Learning to Optimize Under Constraints with Unsupervised Deep Neural Networks

TL;DR

This paper introduces an unsupervised deep learning approach to solve constrained continuous optimization problems efficiently in real-time, especially when problem parameters change frequently, by enforcing constraints during the learning process.

Contribution

It presents a novel method to incorporate equality and inequality constraints into deep learning solutions for generic optimization problems, enabling real-time applications.

Findings

Enables real-time constrained optimization with deep learning.

Reduces computational complexity during online optimization.
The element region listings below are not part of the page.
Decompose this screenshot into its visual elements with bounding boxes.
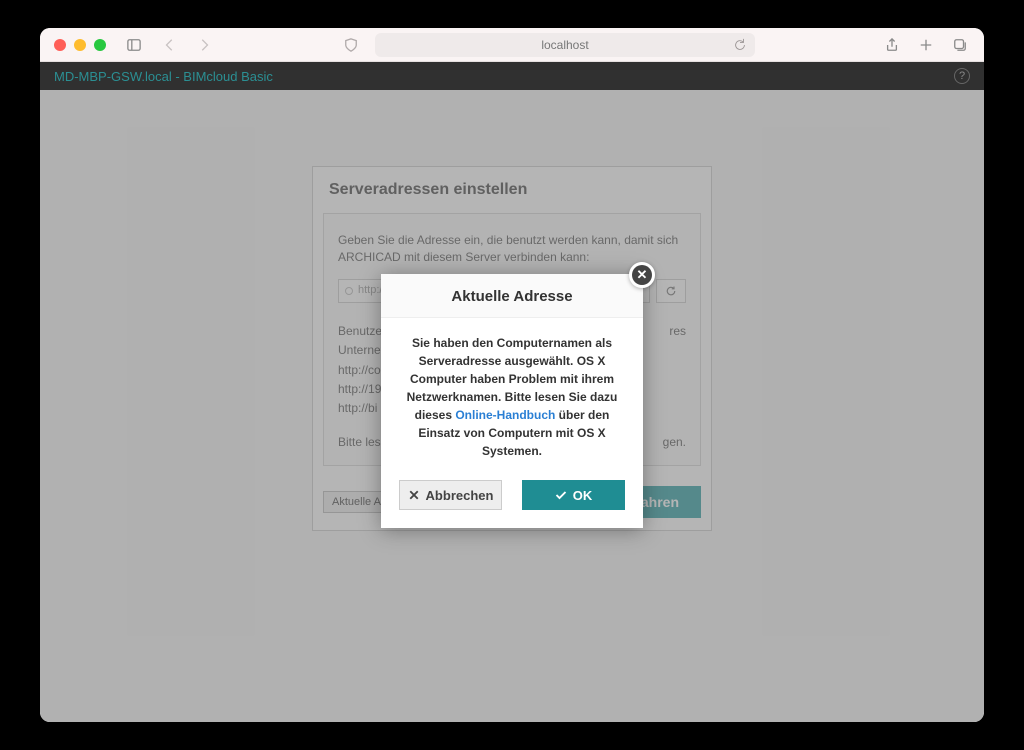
window-zoom-icon[interactable] xyxy=(94,39,106,51)
privacy-shield-icon[interactable] xyxy=(341,35,361,55)
current-address-modal: ✕ Aktuelle Adresse Sie haben den Compute… xyxy=(381,274,643,528)
modal-actions: Abbrechen OK xyxy=(381,470,643,528)
tab-overview-icon[interactable] xyxy=(950,35,970,55)
page-content: Serveradressen einstellen Geben Sie die … xyxy=(40,90,984,722)
traffic-lights xyxy=(54,39,106,51)
online-manual-link[interactable]: Online-Handbuch xyxy=(455,408,555,422)
modal-body: Sie haben den Computernamen als Serverad… xyxy=(381,318,643,470)
ok-label: OK xyxy=(573,488,593,503)
modal-title: Aktuelle Adresse xyxy=(381,274,643,318)
reload-icon[interactable] xyxy=(733,38,747,52)
new-tab-icon[interactable] xyxy=(916,35,936,55)
cancel-label: Abbrechen xyxy=(426,488,494,503)
browser-titlebar: localhost xyxy=(40,28,984,62)
url-bar[interactable]: localhost xyxy=(375,33,755,57)
app-title: MD-MBP-GSW.local - BIMcloud Basic xyxy=(54,69,273,84)
share-icon[interactable] xyxy=(882,35,902,55)
help-icon[interactable]: ? xyxy=(954,68,970,84)
back-icon[interactable] xyxy=(160,35,180,55)
nav-arrows xyxy=(160,35,214,55)
modal-close-button[interactable]: ✕ xyxy=(629,262,655,288)
app-header: MD-MBP-GSW.local - BIMcloud Basic ? xyxy=(40,62,984,90)
browser-window: localhost MD-MBP-GSW.local - BIMcloud Ba… xyxy=(40,28,984,722)
sidebar-toggle-icon[interactable] xyxy=(124,35,144,55)
ok-button[interactable]: OK xyxy=(522,480,625,510)
close-icon: ✕ xyxy=(632,265,652,285)
url-text: localhost xyxy=(541,38,588,52)
window-minimize-icon[interactable] xyxy=(74,39,86,51)
cancel-button[interactable]: Abbrechen xyxy=(399,480,502,510)
toolbar-right xyxy=(882,35,970,55)
window-close-icon[interactable] xyxy=(54,39,66,51)
forward-icon[interactable] xyxy=(194,35,214,55)
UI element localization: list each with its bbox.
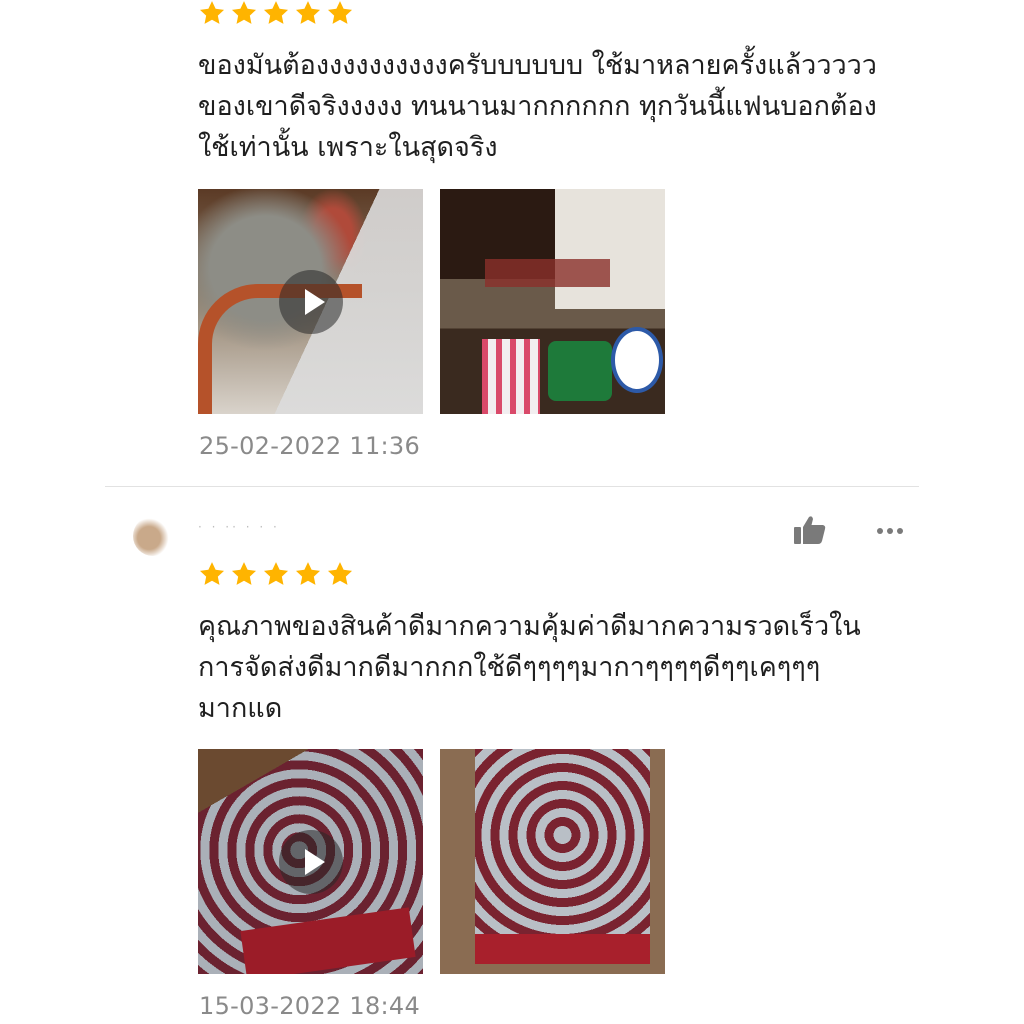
star-icon bbox=[262, 560, 290, 588]
play-icon[interactable] bbox=[278, 269, 343, 334]
review-media bbox=[198, 749, 665, 974]
review-text-line: ใช้เท่านั้น เพราะในสุดจริง bbox=[198, 132, 498, 163]
reviewer-name[interactable]: · · ·· · · · bbox=[198, 520, 280, 534]
star-icon bbox=[198, 560, 226, 588]
review-text-line: ของเขาดีจริงงงงง ทนนานมากกกกกก ทุกวันนี้… bbox=[198, 91, 877, 122]
thumbs-up-icon[interactable] bbox=[793, 515, 827, 545]
star-icon bbox=[198, 0, 226, 27]
review-divider bbox=[105, 486, 919, 487]
review-text: คุณภาพของสินค้าดีมากความคุ้มค่าดีมากความ… bbox=[198, 606, 918, 729]
star-icon bbox=[294, 0, 322, 27]
avatar[interactable] bbox=[133, 516, 173, 556]
review-text: ของมันต้องงงงงงงงงงครับบบบบบ ใช้มาหลายคร… bbox=[198, 45, 918, 168]
star-icon bbox=[326, 0, 354, 27]
star-icon bbox=[262, 0, 290, 27]
review-video-thumbnail[interactable] bbox=[198, 189, 423, 414]
review-photo-thumbnail[interactable] bbox=[440, 189, 665, 414]
review-date: 15-03-2022 18:44 bbox=[199, 992, 421, 1020]
clock-image bbox=[611, 327, 663, 393]
play-icon[interactable] bbox=[278, 829, 343, 894]
review-text-line: การจัดส่งดีมากดีมากกกใช้ดีๆๆๆๆมากาๆๆๆๆดี… bbox=[198, 652, 821, 683]
more-horizontal-icon[interactable] bbox=[877, 525, 905, 537]
review-text-line: ของมันต้องงงงงงงงงงครับบบบบบ ใช้มาหลายคร… bbox=[198, 50, 877, 81]
rating-stars bbox=[198, 0, 354, 27]
star-icon bbox=[230, 560, 258, 588]
review-date: 25-02-2022 11:36 bbox=[199, 432, 421, 460]
review-media bbox=[198, 189, 665, 414]
review-video-thumbnail[interactable] bbox=[198, 749, 423, 974]
review-text-line: มากแด bbox=[198, 693, 283, 724]
star-icon bbox=[294, 560, 322, 588]
review-photo-thumbnail[interactable] bbox=[440, 749, 665, 974]
rating-stars bbox=[198, 560, 354, 588]
review-text-line: คุณภาพของสินค้าดีมากความคุ้มค่าดีมากความ… bbox=[198, 611, 861, 642]
star-icon bbox=[326, 560, 354, 588]
star-icon bbox=[230, 0, 258, 27]
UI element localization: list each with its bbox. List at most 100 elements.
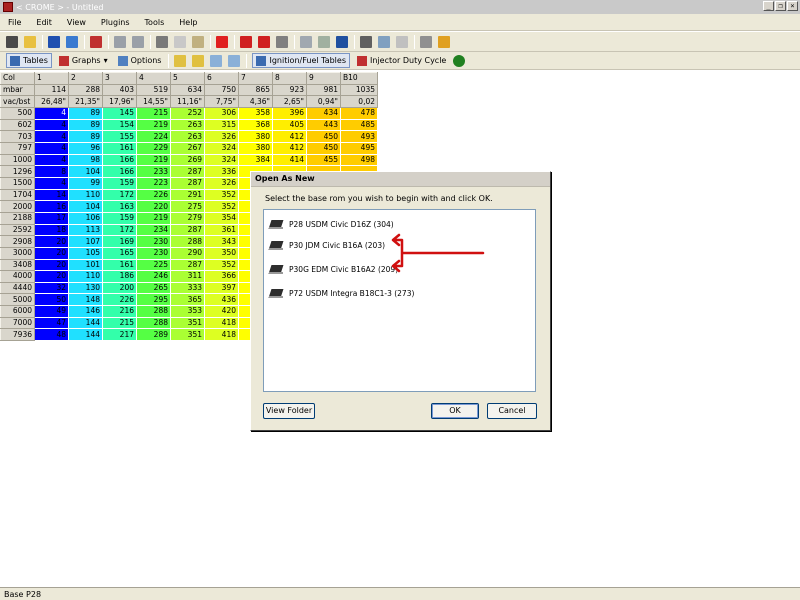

Successfully enforces constraints in DL-generated solutions.

Abstract

In this paper, we propose a machine learning (ML) method to learn how to solve a generic constrained continuous optimization problem. To the best of our knowledge, the generic methods that learn to optimize, focus on unconstrained optimization problems and those dealing with constrained problems are not easy-to-generalize. This approach is quite useful in optimization tasks where the problem's parameters constantly change and require resolving the optimization task per parameter update. In such problems, the computational complexity of optimization algorithms such as gradient descent or interior point method preclude near-optimal designs in real-time applications. In this paper, we propose an unsupervised deep learning (DL) solution for solving constrained optimization problems in real-time by relegating the main computation load to offline training phase. This paper's main contribution is proposing a method for enforcing the equality and inequality constraints to the DL-generated solutions for generic optimization tasks.